"Nous manions à chaque instant des objets qui dans leurs fondements interrogent la nature de l’espace, la nature du temps et l’introduction des probabilités au coeur du réel. Et chacune de ces interrogations est non seulement déroutante mais susceptible d’être interprétée différemment et conduire à des positions philosophiques diamétralement opposées. D’où le fait que les interprétations de la mécanique quantique n’ont jamais cessé, depuis sa construction dans les trente premières années du 20 ème siècle, de provoquer des débats conflictuels entre les physiciens, avec au premier chef, dans les années trente, l’affrontement Einstein-Bohr : au "dieu ne joue pas aux dés" du premier répliquait le "cessez de dire à dieu ce qu’il doit faire" du second. Einstein se refusait à abandonner l’idée d’une réalité objective tandis que Bohr se contentait d’observer que la théorie quantique permet de prévoir le résultat des expériences - et que demander de plus ?"

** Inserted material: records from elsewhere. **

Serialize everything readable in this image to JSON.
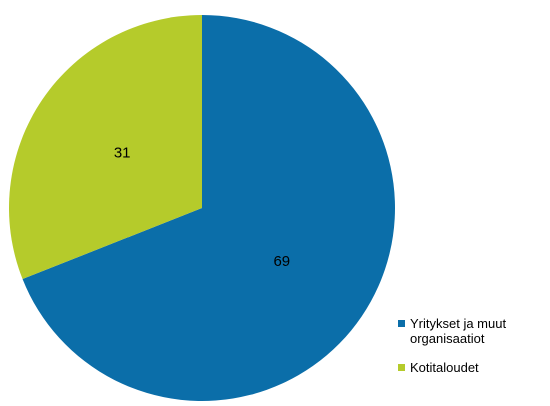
{
  "chart_data": {
    "type": "pie",
    "series": [
      {
        "name": "Yritykset ja muut organisaatiot",
        "color": "#0b6ea9",
        "values": [
          69
        ]
      },
      {
        "name": "Kotitaloudet",
        "color": "#b5cb2b",
        "values": [
          31
        ]
      }
    ]
  }
}
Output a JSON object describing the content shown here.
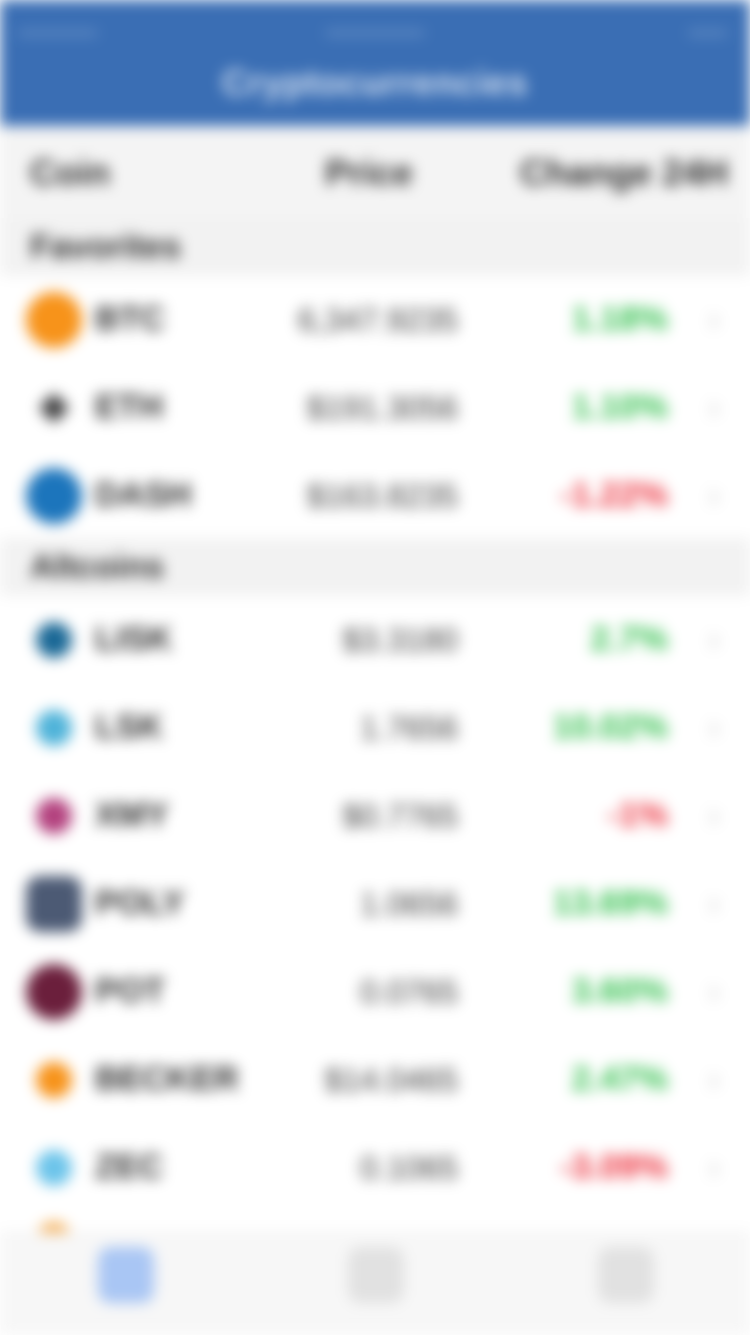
{
  "app": {
    "title": "Cryptocurrencies"
  },
  "columns": {
    "coin": "Coin",
    "price": "Price",
    "change": "Change 24H"
  },
  "sections": [
    {
      "title": "Favorites",
      "rows": [
        {
          "name": "BTC",
          "price": "6,347.9235",
          "change": "1.18%",
          "trend": "up",
          "icon": "bitcoin-icon",
          "icon_color": "#f7931a"
        },
        {
          "name": "ETH",
          "price": "$191.3056",
          "change": "1.10%",
          "trend": "up",
          "icon": "ethereum-icon",
          "icon_color": "#3c3c3d"
        },
        {
          "name": "DASH",
          "price": "$163.8235",
          "change": "-1.22%",
          "trend": "down",
          "icon": "dash-icon",
          "icon_color": "#1c75bc"
        }
      ]
    },
    {
      "title": "Altcoins",
      "rows": [
        {
          "name": "LISK",
          "price": "$3.3180",
          "change": "2.7%",
          "trend": "up",
          "icon": "lisk-icon",
          "icon_color": "#1a6896"
        },
        {
          "name": "LSK",
          "price": "1.7656",
          "change": "10.02%",
          "trend": "up",
          "icon": "lsk-icon",
          "icon_color": "#4fb3d9"
        },
        {
          "name": "XMY",
          "price": "$0.7765",
          "change": "-1%",
          "trend": "down",
          "icon": "myriad-icon",
          "icon_color": "#b3417e"
        },
        {
          "name": "POLY",
          "price": "1.0656",
          "change": "13.69%",
          "trend": "up",
          "icon": "poly-icon",
          "icon_color": "#4c5a74"
        },
        {
          "name": "POT",
          "price": "0.0765",
          "change": "3.60%",
          "trend": "up",
          "icon": "potcoin-icon",
          "icon_color": "#6b1f3c"
        },
        {
          "name": "BECKER",
          "price": "$14.0465",
          "change": "2.47%",
          "trend": "up",
          "icon": "becker-icon",
          "icon_color": "#f7931a"
        },
        {
          "name": "ZEC",
          "price": "0.1065",
          "change": "-3.09%",
          "trend": "down",
          "icon": "zec-icon",
          "icon_color": "#6cc4ea"
        }
      ]
    }
  ],
  "tabs": [
    {
      "label": "",
      "icon": "list-icon",
      "active": true
    },
    {
      "label": "",
      "icon": "news-icon",
      "active": false
    },
    {
      "label": "",
      "icon": "settings-icon",
      "active": false
    }
  ],
  "colors": {
    "accent": "#3a6eb4",
    "up": "#2fbf4a",
    "down": "#ec2f3b"
  }
}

Sven Ortoli, in Altantico du 28/01/2013
Où l'auteur rappelle la nécessité de distinguer le phénomène (c'est à dire le fait tel qu'il se présente à nos sens, toujours médiatisé donc), l'observation du phénomène, et son interprétation. Parce que nous n'avons jamais accès à la chose en elle-même mais uniquement à son phénomène médiatisé, nous sommes contraints de passer par la spéculation pour trouver la cause des choses ; d'où l'élaboration de modèles ou théories dites scientifiques.

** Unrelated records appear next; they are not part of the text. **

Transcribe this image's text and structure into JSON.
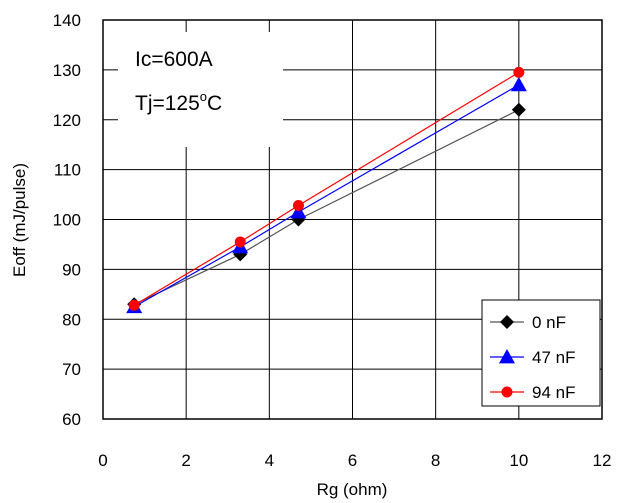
{
  "chart_data": {
    "type": "line",
    "xlabel": "Rg (ohm)",
    "ylabel": "Eoff (mJ/pulse)",
    "xlim": [
      0,
      12
    ],
    "ylim": [
      60,
      140
    ],
    "x_ticks": [
      "0",
      "2",
      "4",
      "6",
      "8",
      "10",
      "12"
    ],
    "y_ticks": [
      "60",
      "70",
      "80",
      "90",
      "100",
      "110",
      "120",
      "130",
      "140"
    ],
    "grid": true,
    "legend_position": "bottom-right",
    "annotations": {
      "ic": "Ic=600A",
      "tj_prefix": "Tj=125",
      "tj_sup": "o",
      "tj_suffix": "C"
    },
    "series": [
      {
        "name": "0 nF",
        "color": "#000000",
        "line_color": "#555555",
        "marker": "diamond",
        "x": [
          0.75,
          3.3,
          4.7,
          10
        ],
        "y": [
          83,
          93,
          100,
          122
        ]
      },
      {
        "name": "47 nF",
        "color": "#0000ff",
        "line_color": "#0000ff",
        "marker": "triangle",
        "x": [
          0.75,
          3.3,
          4.7,
          10
        ],
        "y": [
          82.5,
          94.5,
          101.5,
          127
        ]
      },
      {
        "name": "94 nF",
        "color": "#ff0000",
        "line_color": "#ff0000",
        "marker": "circle",
        "x": [
          0.75,
          3.3,
          4.7,
          10
        ],
        "y": [
          82.8,
          95.5,
          102.8,
          129.5
        ]
      }
    ]
  }
}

"Cette question des univers multiples a d’importantes résonances. Elle oblige à s’interroger sur ce que nous attendons de la science. Elle montre qu’une physique sans métaphysique n’a finalement aucun sens. Elle tisse des liens avec d’autres champs cognitifs.
Peut-être sera-t-elle aussi l’occasion de faire cesser quelques remarques insensées comme : « mais ce n’est qu’une théorie » ou « cette théorie est-elle prouvée ? ». En effet, tout notre savoir est théorique et être une théorie n’est évidemment pas une faiblesse ! A contrario, aucune théorie scientifique n’a jamais été et ne sera jamais prouvée, c’est justement ce qui fait sa scientificité…"
Aurélien Barreau in Atlantico du 21/02/2015
(Il faudrait s'interroger sur ce que l'auteur entend par "métaphysique" - probablement au sens Aristotélicien, mais rien n'est certain). Un modèle n'est crédible que s'il permet la prédiction fiable de phénomènes donnés. Quelle crédibilité pour les modèles climatiques, puisque à peine sont-ils capables de prédire le climat du passé ? Sur le terrain de la prédiction, le modèle quantique est considéré comme fiable, au point que toutes les technologies de l'information y ont recours. Mais n'est-il pas paradoxal que nos plus puissants calculateurs, qui ne se trompent jamais dans leurs opérations les plus complexes, reposassent sur de la probabilité phénoménologique ? Il est probable qu'une particule se trouve à instant t dans un état e ; mais cet état manipulé par nos calculateurs donnera invariablement la même valeur à pi, à plusieurs milliers de milliards de décimales près. C'est dans ce paradoxe entre la cause probable et l'effet certain que se trouve la fécondité de la spéculation scientifique du XX° - et c'est grâce à ce paradoxe que tout un champ philosophique est encore possible.